Even if regulators weren't scrutinizing the accounting practices of U.S. companies, the still-sluggish economy would give top managers at public and private companies alike reason to deploy software to help finance departments become more-effective strategic players.

Yet some CFOs are skeptical. In a study of 265 CFOs, released last month by Cap Gemini Ernst & Young and CFO Research Services, 56% of respondents say that inadequate IT systems are obstacles to transforming their companies' financial-accounting methods. More than six in 10 say budgeting, forecasting, and decision-support systems are inadequate or insufficiently integrated. Only 4% say their companies have integrated, Web-based budgeting, forecasting, and decision-support tools.

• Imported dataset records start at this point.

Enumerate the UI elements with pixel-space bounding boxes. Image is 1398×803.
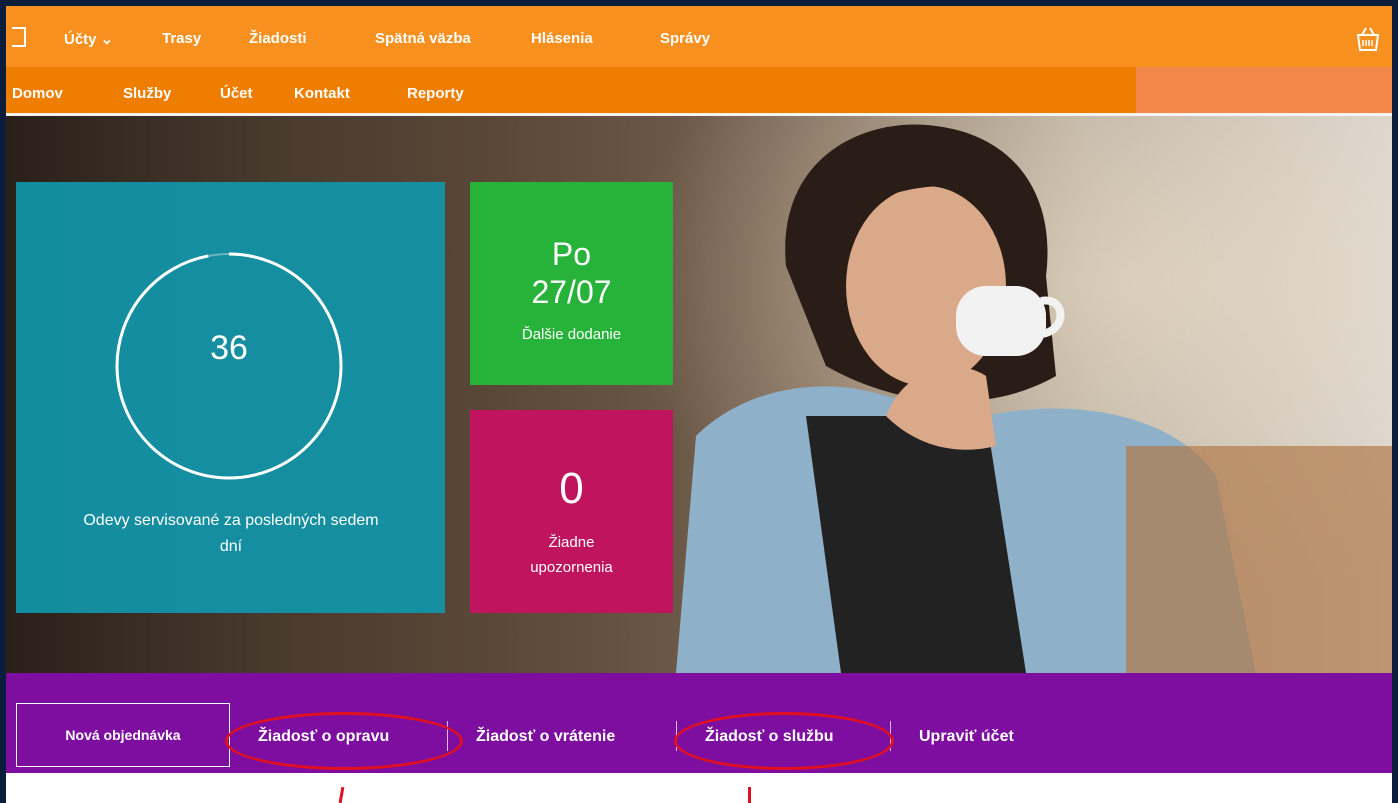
home-icon[interactable] [12, 27, 26, 47]
nav-reports[interactable]: Hlásenia [531, 30, 593, 47]
subnav-reports[interactable]: Reporty [407, 85, 464, 102]
alerts-tile[interactable]: 0 Žiadne upozornenia [470, 410, 673, 613]
nav-messages[interactable]: Správy [660, 30, 710, 47]
garments-label: Odevy servisované za posledných sedem dn… [83, 512, 379, 555]
subnav-contact[interactable]: Kontakt [294, 85, 350, 102]
hero-banner: 36 Odevy servisované za posledných sedem… [6, 116, 1392, 673]
subnav-account[interactable]: Účet [220, 85, 253, 102]
subnav-home[interactable]: Domov [12, 85, 63, 102]
edit-account-link[interactable]: Upraviť účet [919, 728, 1014, 746]
garments-serviced-tile[interactable]: 36 Odevy servisované za posledných sedem… [16, 182, 445, 613]
top-navigation: Účty ⌄ Trasy Žiadosti Spätná väzba Hláse… [6, 6, 1392, 67]
nav-requests[interactable]: Žiadosti [249, 30, 307, 47]
return-request-link[interactable]: Žiadosť o vrátenie [476, 728, 615, 746]
annotation-marker [748, 787, 751, 803]
subnav-services[interactable]: Služby [123, 85, 171, 102]
annotation-circle-repair [225, 712, 463, 770]
subnav-search-area [1136, 67, 1392, 113]
hero-photo-woman [676, 124, 1392, 673]
nav-routes[interactable]: Trasy [162, 30, 201, 47]
delivery-label: Ďalšie dodanie [521, 326, 622, 343]
next-delivery-tile[interactable]: Po 27/07 Ďalšie dodanie [470, 182, 673, 385]
basket-icon[interactable] [1354, 25, 1382, 53]
nav-feedback[interactable]: Spätná väzba [375, 30, 471, 47]
annotation-circle-service [674, 712, 894, 770]
nav-accounts[interactable]: Účty ⌄ [64, 30, 113, 48]
sub-navigation: Domov Služby Účet Kontakt Reporty [6, 67, 1392, 116]
new-order-button[interactable]: Nová objednávka [16, 703, 230, 767]
garments-count: 36 [210, 329, 248, 367]
delivery-date: 27/07 [531, 274, 612, 310]
alerts-label: Žiadne upozornenia [530, 534, 613, 576]
alerts-count: 0 [559, 464, 584, 513]
delivery-day: Po [551, 236, 592, 272]
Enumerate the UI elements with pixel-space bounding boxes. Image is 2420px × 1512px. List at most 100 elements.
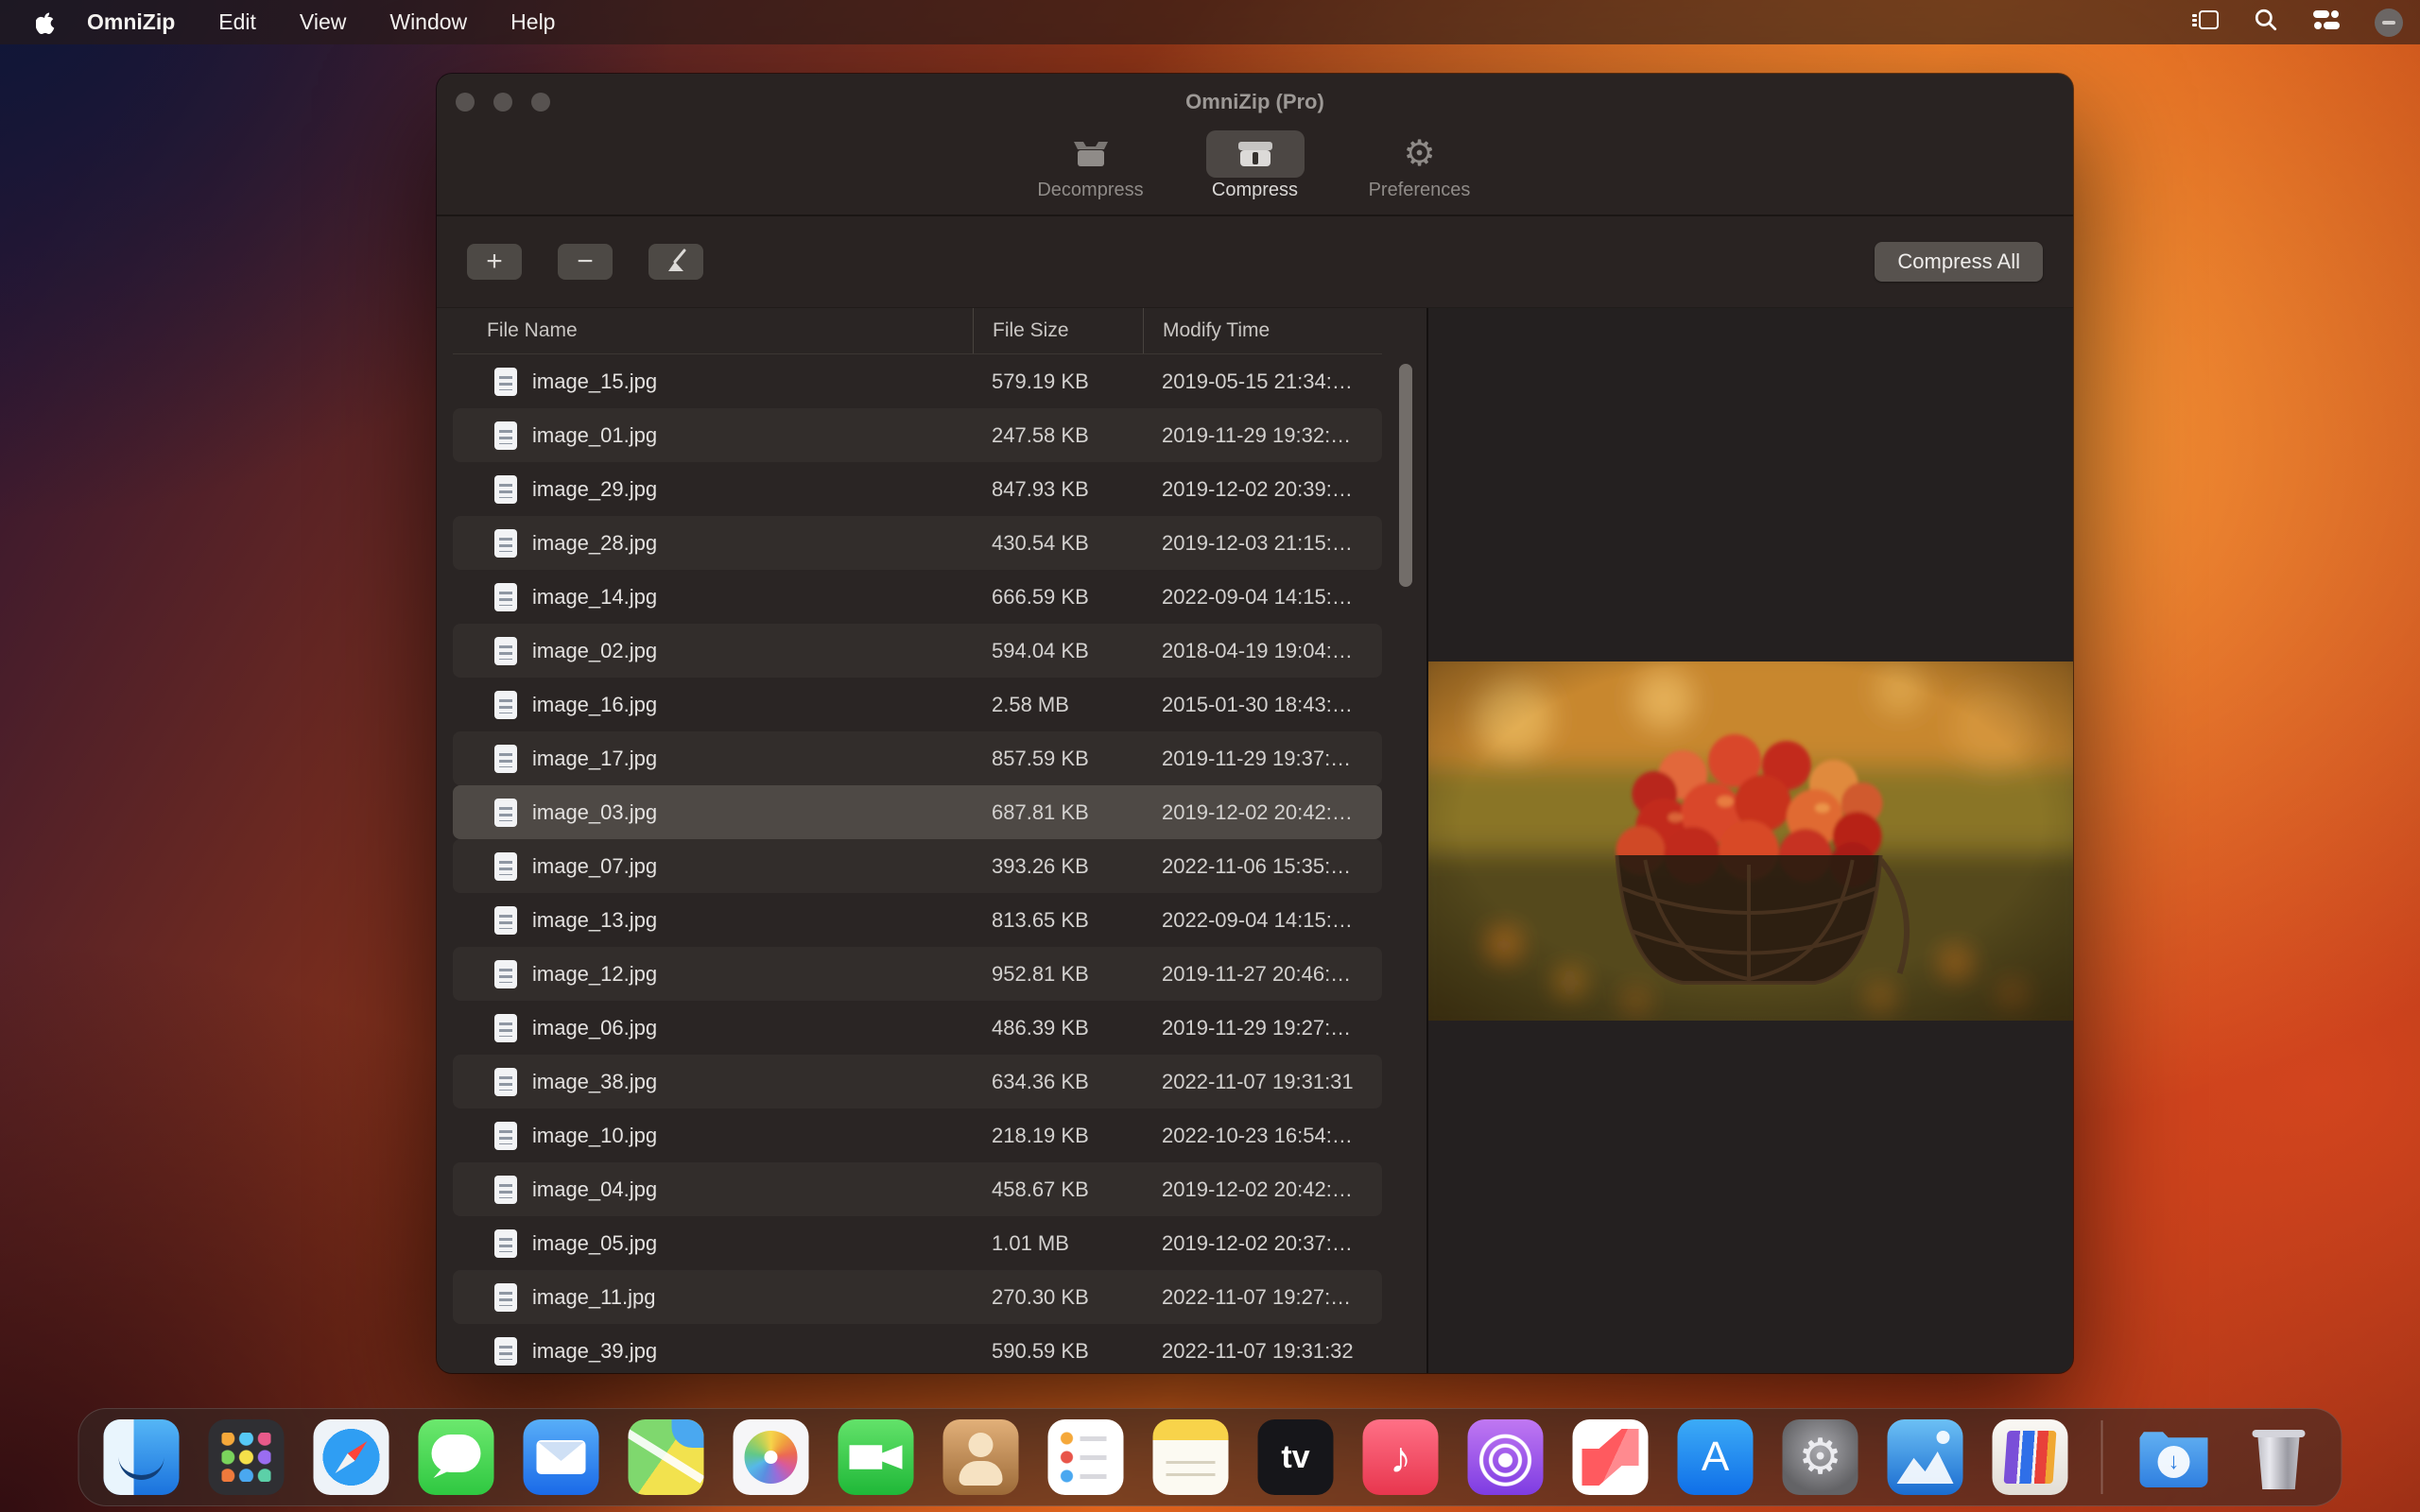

Software vendors say there's no reason that last figure shouldn't be higher. Suppliers of financial-planning, consolidation, and analysis applications, such as Cognos, Comshare, and Hyperion Solutions, have been retooling their applications to support more decentralized financial planning. That's a more-efficient way for business managers to provide their financial departments with budget proposals and detailed operating data, which give CFOs a better grasp of what's happening in their companies.

MicroStrategy Inc. this week will introduce MicroStrategy 7i, which offers financial-report presentation and analysis capabilities. The software can pull financial data from operational systems for analysis, create reports compliant with generally accepted accounting practices, and spot anomalies.

Vendors say workers' resistance to using their systems may partly explain why CFOs are frustrated with financial software. People don't like to regard financial planning as part of their jobs, says Mark Stimpson, international marketing VP at financial-planning software vendor Adaytum Inc. Business managers get skittish when finance executives ask for detailed forecasts because the numbers might come back to haunt them.